Canadian anti-Israel leftist and liberal publications have castigated the Conservative government for losing the U.N. vote, calling it “a humiliating defeat” and “a slap in the face for Canada.” The Wall Street Journal, however, got it right in an editorial last Wednesday entitled “Bravo, Canada!” [7] The editorial said it was rather the U.S.role in Canada’s Security Council defeat that was “embarrassing”, saying Stephen Harper’s politics are not Susan Rice’s.

Unlike appeasing liberals, the Journal is happy “Canada seems to have annoyed a sufficient number of Third World dictators and liberally pious Westerners…” and says “a U.N. snub is a badge of honor.” It supports the Harper government policies that cost Canada the seat, citing “its staunch support of Israel” and “long-standing commitment to the Afghan war. “Americans would be so lucky to get a leader as steadfast on those issues as the Canadian Prime Minister,” the editorial stated.

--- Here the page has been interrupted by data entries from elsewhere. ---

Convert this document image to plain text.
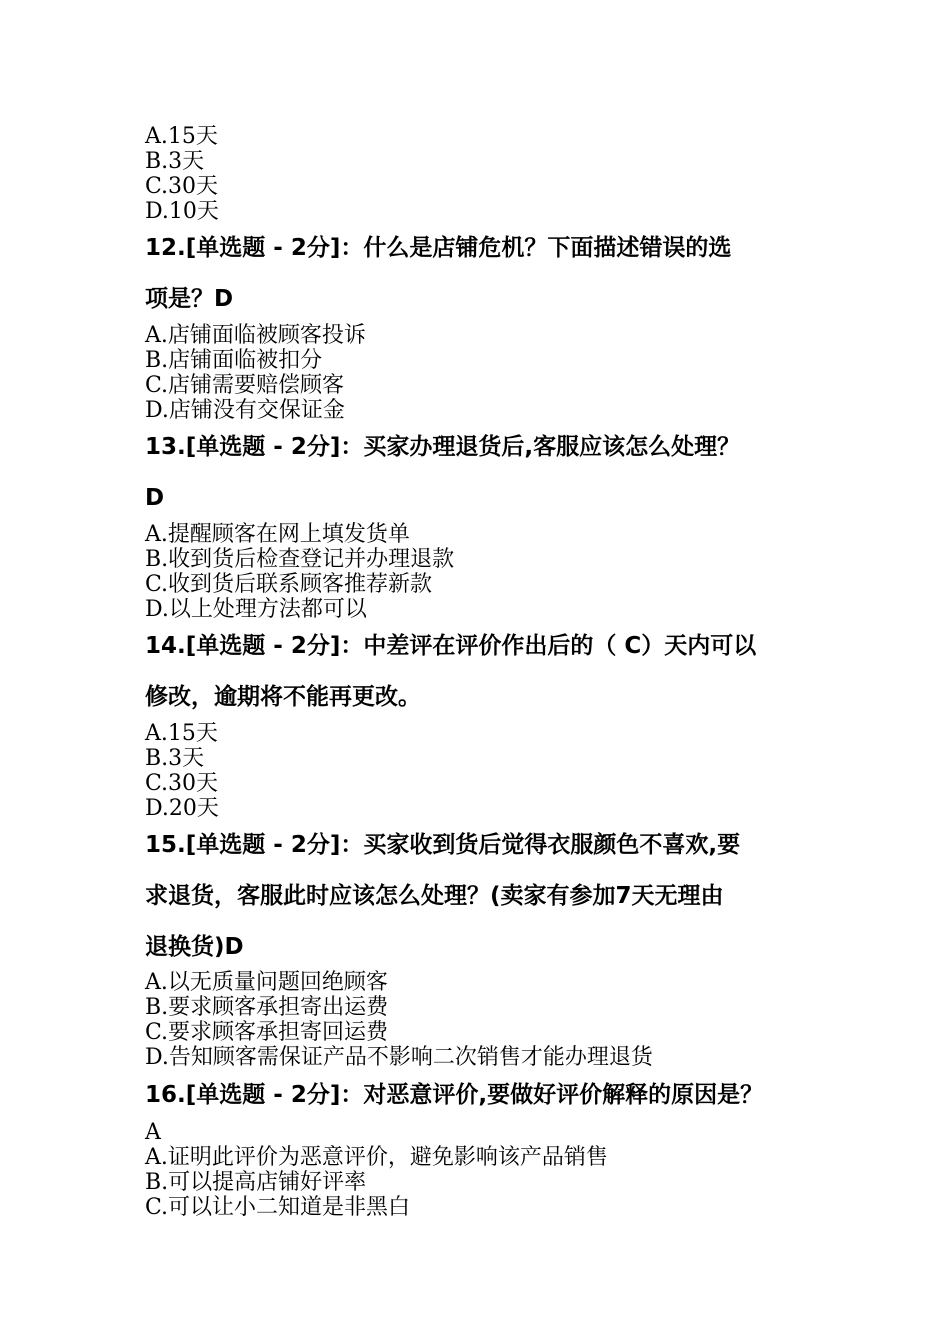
A.15天

B.3天

C.30天

D.10天

12.[单选题 - 2分]：什么是店铺危机？下面描述错误的选

项是？D

A.店铺面临被顾客投诉

B.店铺面临被扣分

C.店铺需要赔偿顾客

D.店铺没有交保证金

13.[单选题 - 2分]：买家办理退货后,客服应该怎么处理？

D

A.提醒顾客在网上填发货单

B.收到货后检查登记并办理退款

C.收到货后联系顾客推荐新款

D.以上处理方法都可以

14.[单选题 - 2分]：中差评在评价作出后的（ C）天内可以

修改，逾期将不能再更改。

A.15天

B.3天

C.30天

D.20天

15.[单选题 - 2分]：买家收到货后觉得衣服颜色不喜欢,要

求退货，客服此时应该怎么处理？(卖家有参加7天无理由

退换货)D

A.以无质量问题回绝顾客

B.要求顾客承担寄出运费

C.要求顾客承担寄回运费

D.告知顾客需保证产品不影响二次销售才能办理退货

16.[单选题 - 2分]：对恶意评价,要做好评价解释的原因是？

A

A.证明此评价为恶意评价，避免影响该产品销售

B.可以提高店铺好评率

C.可以让小二知道是非黑白
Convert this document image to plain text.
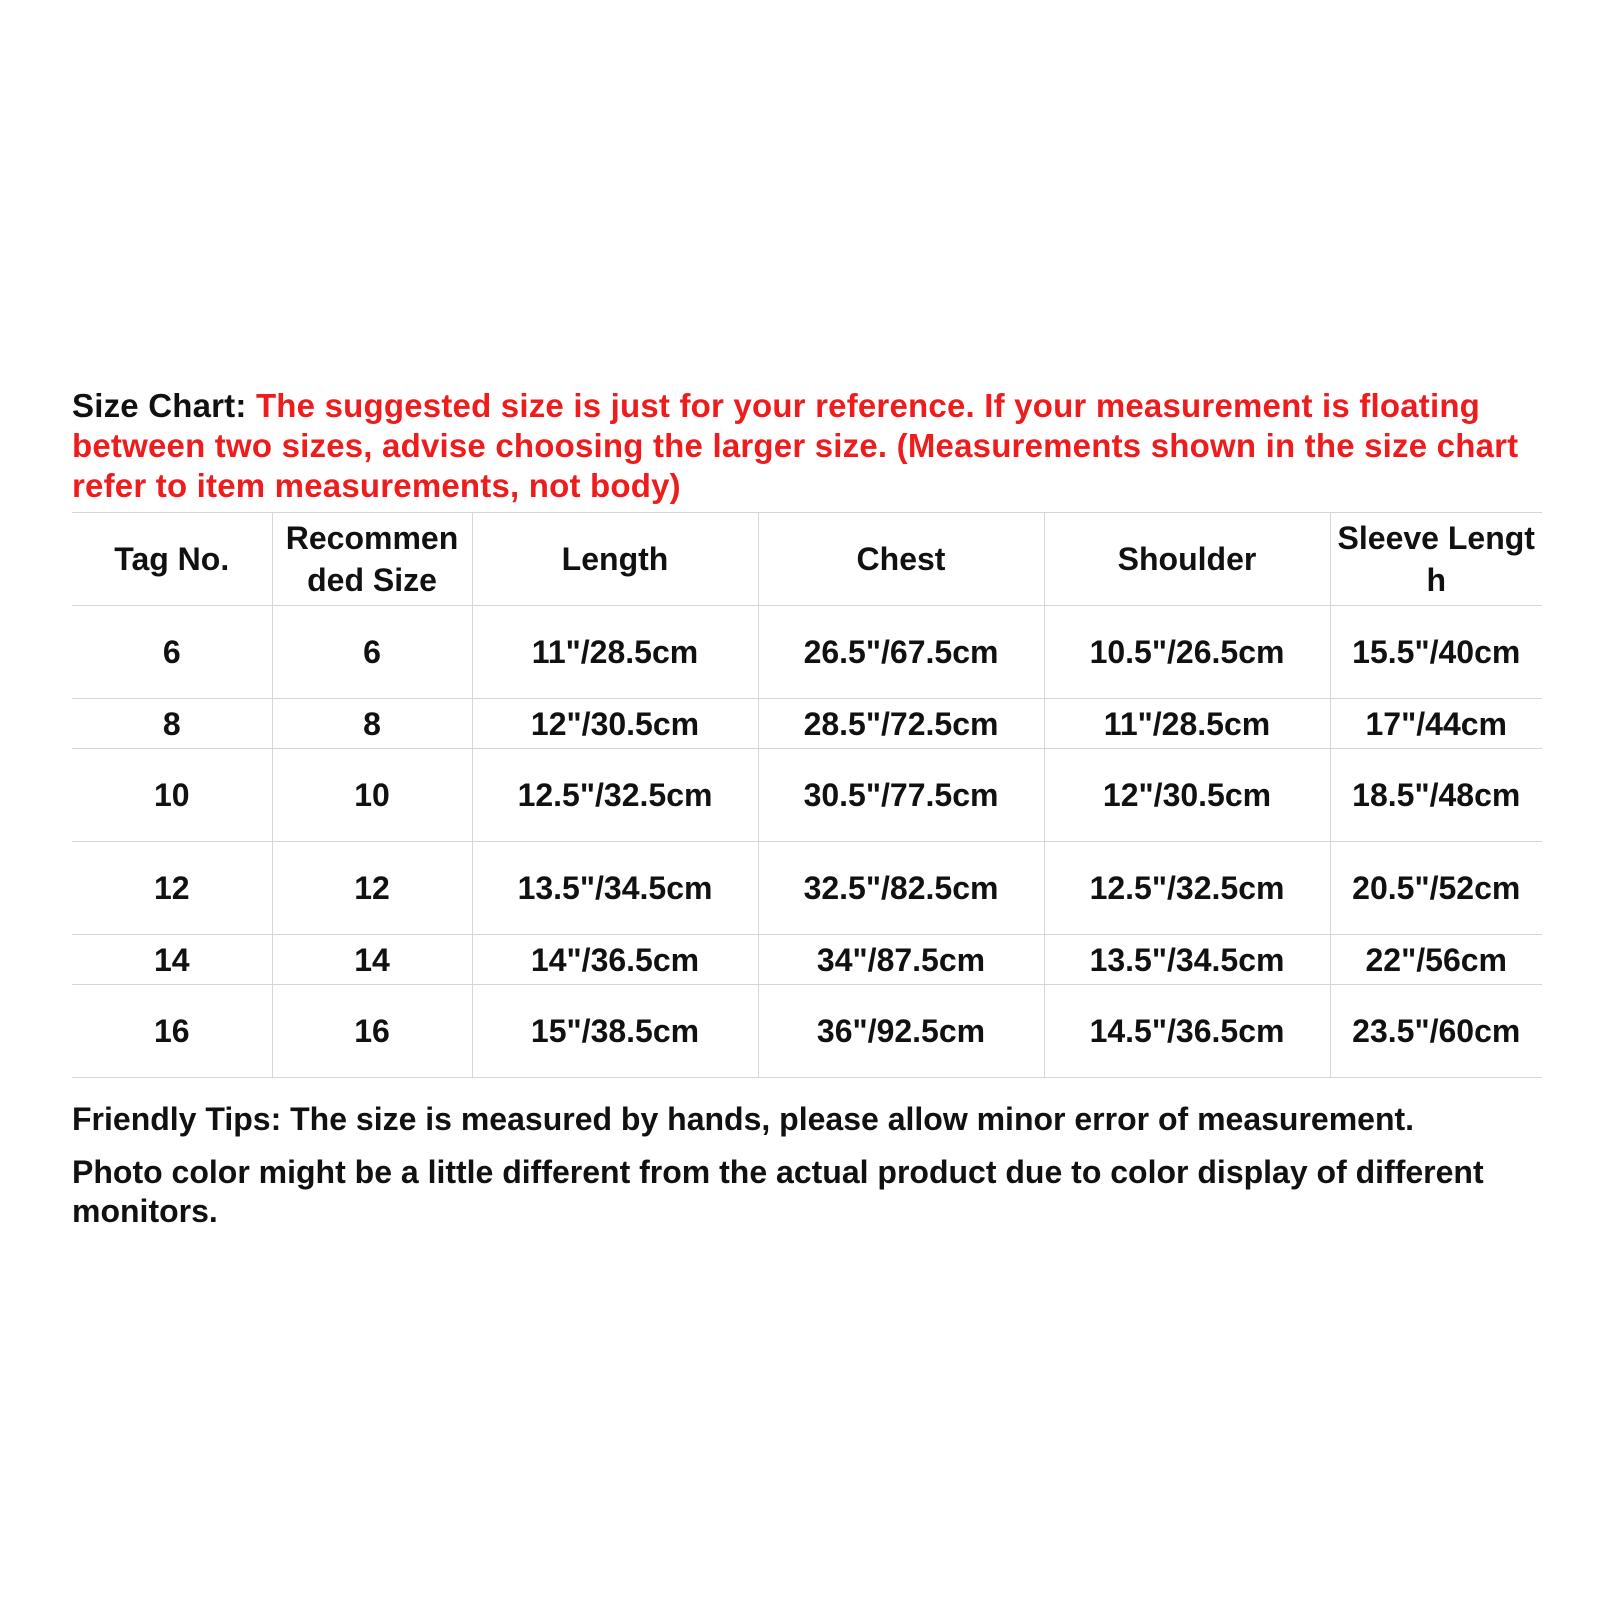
Size Chart: The suggested size is just for your reference. If your measurement is floating between two sizes, advise choosing the larger size. (Measurements shown in the size chart refer to item measurements, not body)

Tag No.	Recommended Size	Length	Chest	Shoulder	Sleeve Length
6	6	11"/28.5cm	26.5"/67.5cm	10.5"/26.5cm	15.5"/40cm
8	8	12"/30.5cm	28.5"/72.5cm	11"/28.5cm	17"/44cm
10	10	12.5"/32.5cm	30.5"/77.5cm	12"/30.5cm	18.5"/48cm
12	12	13.5"/34.5cm	32.5"/82.5cm	12.5"/32.5cm	20.5"/52cm
14	14	14"/36.5cm	34"/87.5cm	13.5"/34.5cm	22"/56cm
16	16	15"/38.5cm	36"/92.5cm	14.5"/36.5cm	23.5"/60cm

Friendly Tips: The size is measured by hands, please allow minor error of measurement.

Photo color might be a little different from the actual product due to color display of different monitors.
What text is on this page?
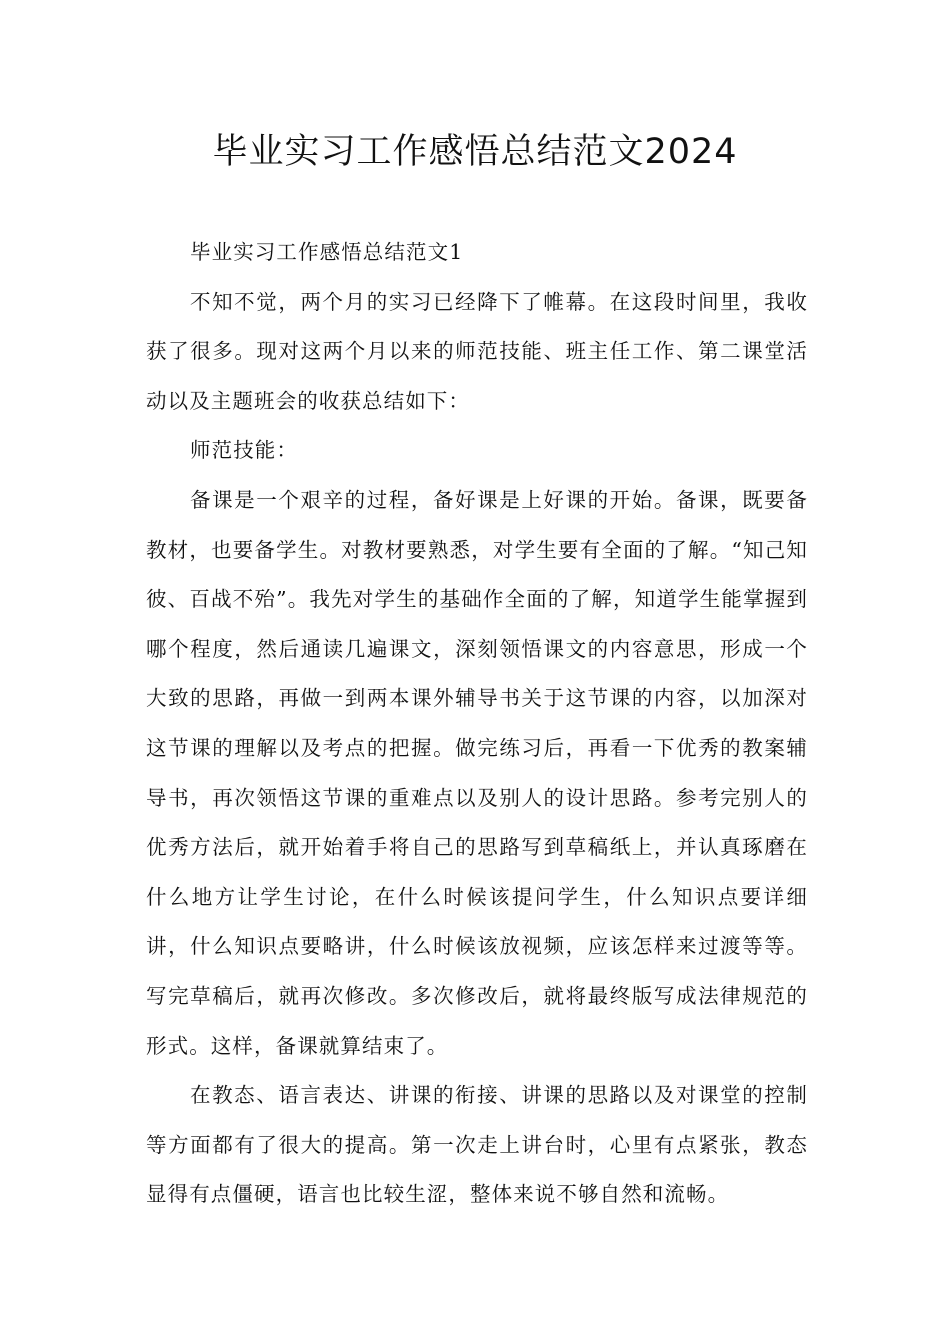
毕业实习工作感悟总结范文2024

毕业实习工作感悟总结范文1

不知不觉，两个月的实习已经降下了帷幕。在这段时间里，我收获了很多。现对这两个月以来的师范技能、班主任工作、第二课堂活动以及主题班会的收获总结如下：

师范技能：

备课是一个艰辛的过程，备好课是上好课的开始。备课，既要备教材，也要备学生。对教材要熟悉，对学生要有全面的了解。“知己知彼、百战不殆”。我先对学生的基础作全面的了解，知道学生能掌握到哪个程度，然后通读几遍课文，深刻领悟课文的内容意思，形成一个大致的思路，再做一到两本课外辅导书关于这节课的内容，以加深对这节课的理解以及考点的把握。做完练习后，再看一下优秀的教案辅导书，再次领悟这节课的重难点以及别人的设计思路。参考完别人的优秀方法后，就开始着手将自己的思路写到草稿纸上，并认真琢磨在什么地方让学生讨论，在什么时候该提问学生，什么知识点要详细讲，什么知识点要略讲，什么时候该放视频，应该怎样来过渡等等。写完草稿后，就再次修改。多次修改后，就将最终版写成法律规范的形式。这样，备课就算结束了。

在教态、语言表达、讲课的衔接、讲课的思路以及对课堂的控制等方面都有了很大的提高。第一次走上讲台时，心里有点紧张，教态显得有点僵硬，语言也比较生涩，整体来说不够自然和流畅。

Harper appeared unconcerned about the lack of U.S. support in the Security Council vote, and Israel’s supporters will also not have to worry about any change in Canada’s foreign policy due to the Canadian loss. True to character, the Conservative Prime Minister said in Quebec after the defeat that his government would not be influenced by the vote’s result.

‘As I have said before, our engagement internationally is based on the principles that this country holds dear,” he said. “It is not based on popularity.”